UK scientists use solar energy to convert plastic and CO2 into sustainable fuels
Author: Nicky Harley
Scientists have discovered a way of using solar energy to transform plastic waste and greenhouse gases into sustainable fuels. Researchers from the University of Cambridge have developed a system that converts two waste streams into two products simultaneously. The reactor converts carbon dioxide and plastics into different products that are useful in a range of industries. Tests of the reactor under normal temperature and pressure conditions showed that the reactor could efficiently convert plastic bottles and CO2 into different carbon-based fuels such as CO, syngas or formate, in addition to glycolic acid. “Converting waste into something useful using solar energy is a major goal of our research,” said Professor Erwin Reisner from the Yusuf Hamied Department of Chemistry, the paper’s senior author. “Plastic pollution is a huge problem worldwide, and often, many of the plastics we throw into recycling bins are incinerated or end up in landfill.” Prof Reisner also leads the Cambridge Circular Plastics Centre, which aims to eliminate plastic waste with new thinking with practical measures.

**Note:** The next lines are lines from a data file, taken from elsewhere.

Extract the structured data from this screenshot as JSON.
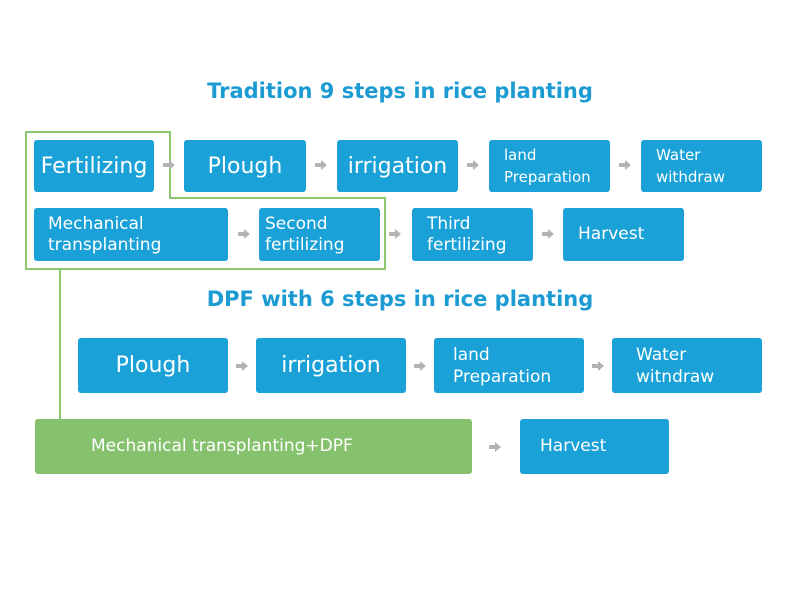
{
  "traditional": {
    "title": "Tradition 9 steps in rice planting",
    "steps": [
      "Fertilizing",
      "Plough",
      "irrigation",
      "land\nPreparation",
      "Water\nwithdraw",
      "Mechanical\ntransplanting",
      "Second\nfertilizing",
      "Third\nfertilizing",
      "Harvest"
    ]
  },
  "dpf": {
    "title": "DPF with 6 steps in rice planting",
    "steps": [
      "Plough",
      "irrigation",
      "land\nPreparation",
      "Water\nwitndraw",
      "Mechanical transplanting+DPF",
      "Harvest"
    ]
  },
  "colors": {
    "title": "#1c9bd3",
    "box": "#1aa1d7",
    "combined_box": "#86c26d",
    "bracket": "#8cc86e",
    "arrow": "#b3b3b3"
  }
}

He says other solar-powered recycling technologies hold promise for addressing plastic pollution and for reducing the amount of greenhouse gases in the atmosphere, but they have not been combined in a single process. “A solar-driven technology that could help to address plastic pollution and greenhouse gases at the same time could be a game-changer in the development of a circular economy,” said Subhajit Bhattacharjee, the paper’s co-first author.